A high throughput of patients and therefore increased physician and staff experience, improves the outcome for infants in need of neonatal intensive care and for many surgical procedures.15-17Furthermore, studies have suggested that infants weighing less than 2500 g at birth have enhanced chances of survival in large obstetric units18-23 and in teaching hospitals.12Several of these studies have, however, failed to show a benefit and some have even suggested an adverse effect on delivering infants with weighing over 2500 g at birth in large institutions.12 18 19 21 23 In our population the risk of neonatal death increased as the number of deliveries in an institution decreased below 2000 a year. In institutions with less than 100 annual births the risk was doubled. The true difference may even be greater as the possible biases most probably favoured the results from the smallest institutions.
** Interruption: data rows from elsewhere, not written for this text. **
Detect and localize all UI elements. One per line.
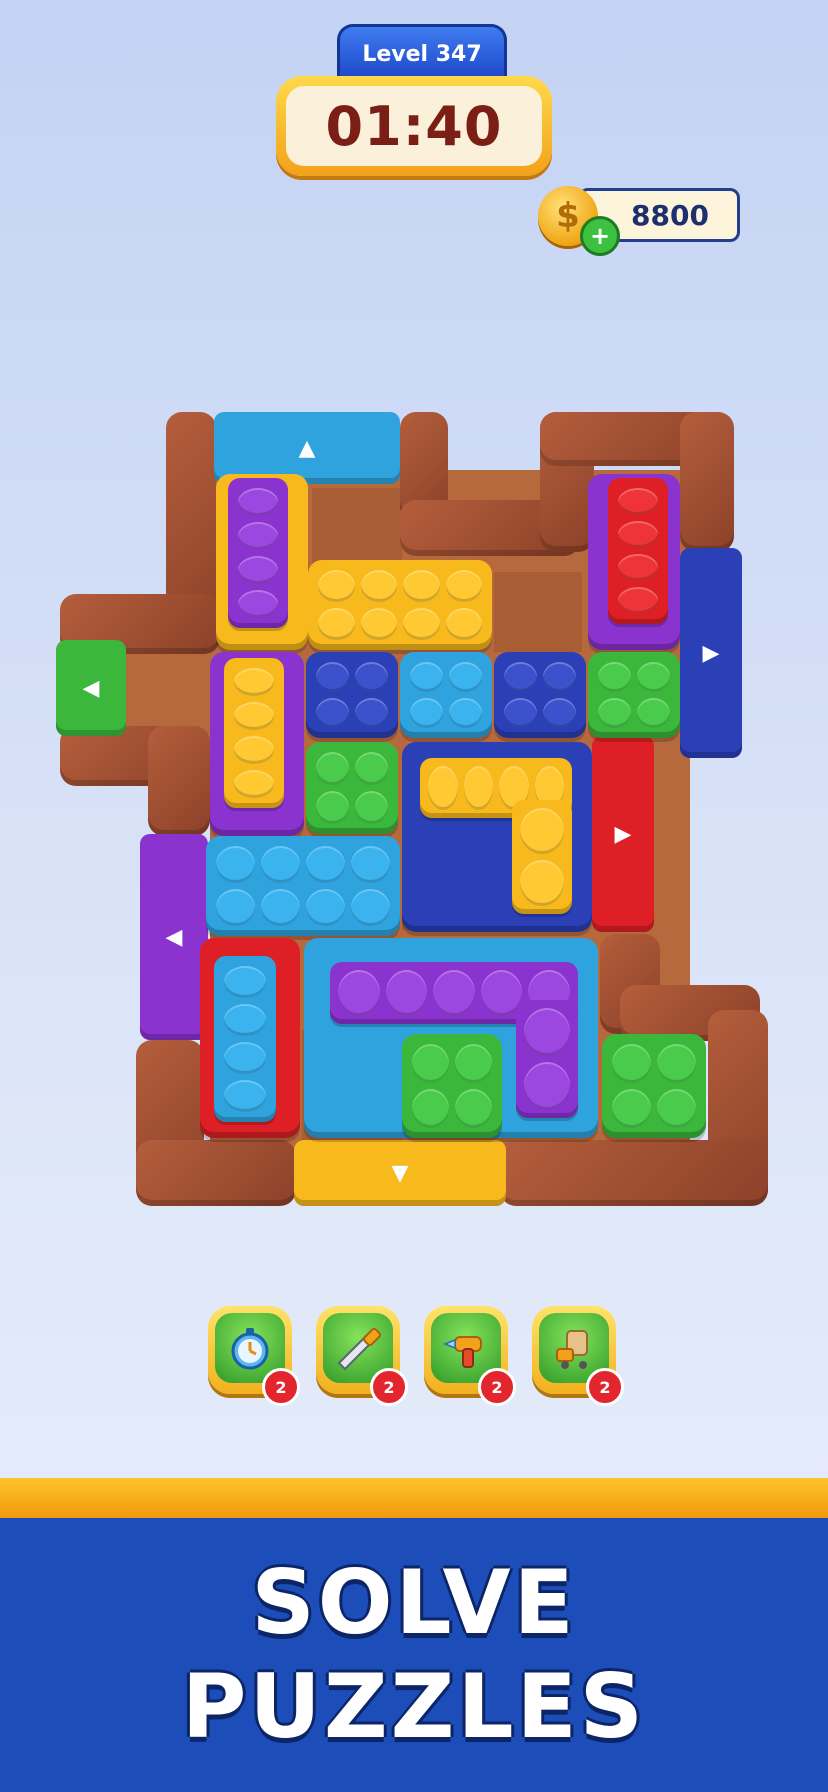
banner-stripe — [0, 1478, 828, 1518]
blue-block[interactable] — [206, 836, 400, 936]
purple-block[interactable] — [228, 478, 288, 628]
booster-count: 2 — [262, 1368, 300, 1406]
booster-count: 2 — [370, 1368, 408, 1406]
wood-wall — [500, 1140, 768, 1206]
purple-l-block[interactable] — [516, 1000, 578, 1118]
booster-count: 2 — [586, 1368, 624, 1406]
saw-booster[interactable]: 2 — [316, 1306, 408, 1406]
banner-line-1: SOLVE — [251, 1551, 577, 1654]
yellow-block[interactable] — [308, 560, 492, 650]
green-block[interactable] — [602, 1034, 706, 1138]
exit-gate-left[interactable]: ◀ — [56, 640, 126, 736]
exit-gate-right[interactable]: ▶ — [680, 548, 742, 758]
drill-icon — [442, 1336, 482, 1368]
exit-gate-right[interactable]: ▶ — [592, 736, 654, 932]
navy-block[interactable] — [306, 652, 398, 738]
blue-block[interactable] — [214, 956, 276, 1122]
stopwatch-booster[interactable]: 2 — [208, 1306, 300, 1406]
wood-wall — [148, 726, 210, 836]
exit-gate-left[interactable]: ◀ — [140, 834, 208, 1040]
empty-cell — [312, 488, 402, 568]
saw-icon — [337, 1328, 381, 1371]
vacuum-icon — [556, 1330, 588, 1369]
green-block[interactable] — [402, 1034, 502, 1138]
empty-cell — [494, 572, 582, 652]
green-block[interactable] — [306, 742, 398, 834]
exit-gate-down[interactable]: ▼ — [294, 1140, 506, 1206]
drill-booster[interactable]: 2 — [424, 1306, 516, 1406]
red-block[interactable] — [608, 478, 668, 624]
blue-block[interactable] — [400, 652, 492, 738]
wood-wall — [136, 1140, 296, 1206]
navy-block[interactable] — [494, 652, 586, 738]
banner-line-2: PUZZLES — [181, 1655, 647, 1758]
green-block[interactable] — [588, 652, 680, 738]
vacuum-booster[interactable]: 2 — [532, 1306, 624, 1406]
booster-count: 2 — [478, 1368, 516, 1406]
wood-wall — [680, 412, 734, 552]
puzzle-board: ▲ ◀ ▶ ▶ ◀ ▼ — [0, 0, 828, 1300]
stopwatch-icon — [231, 1328, 269, 1370]
yellow-block[interactable] — [224, 658, 284, 808]
yellow-l-block[interactable] — [512, 800, 572, 914]
promo-banner: SOLVE PUZZLES — [0, 1518, 828, 1792]
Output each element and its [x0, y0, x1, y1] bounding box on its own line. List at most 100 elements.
Given the limitations of this study, it is reasonable to conclude that the experience, expertise, and equipment of larger institutions can also reduce the risk of neonatal death to a minimum for low risk deliveries.
We thank Professor Lorentz M Irgens at the Medical Birth Registry of Norway, Professor Rolv Skjærven at the Division for Medical Statistics, Department of Public Health and Primary Health Care, and Professor Torvid Kiserud at the Department of Obstetrics and Gynaecology, Haukeland University Hospital, for advice during the initiation of this project, and Erik Lie-Nielsen for collaboration in making the database of the Medical Birth Registry of Norway suitable for the analyses. This study was supported by a grant from the Norwegian Research Council.
It is generally agreed that centralisation of obstetric services is essential to improve perinatal outcomes in high risk pregnancies. But does this apply to low risk pregnancies? The Norwegian study examines the relation between size of maternity unit and neonatal mortality. It concludes that hospitals delivering fewer than 100 babies a year show a twofold increase in risk of death in a low risk pregnancy.
Can these findings be extrapolated to the UK? Here, debate on the safety and place of delivery has centred on planned home births. In 1967 around one in five babies were delivered at home in England and Wales. This has declined to less than 1% in the 1980s and is now around 2%. Similar declines have been seen in numbers delivering in isolated general practitioner units (less than 2%). The statistical pitfalls discussed by the Norwegian authors have featured in this debate: differences in case mix; imprecise assessment of rare outcomes; and how to deal with transfer of cases.
It is now no longer possible to undertake a randomised controlled trial in the UK, and the biases inherent in retrospective data analysis preclude a conclusive answer to these questions. The problem continues to be tantalisingly elusive.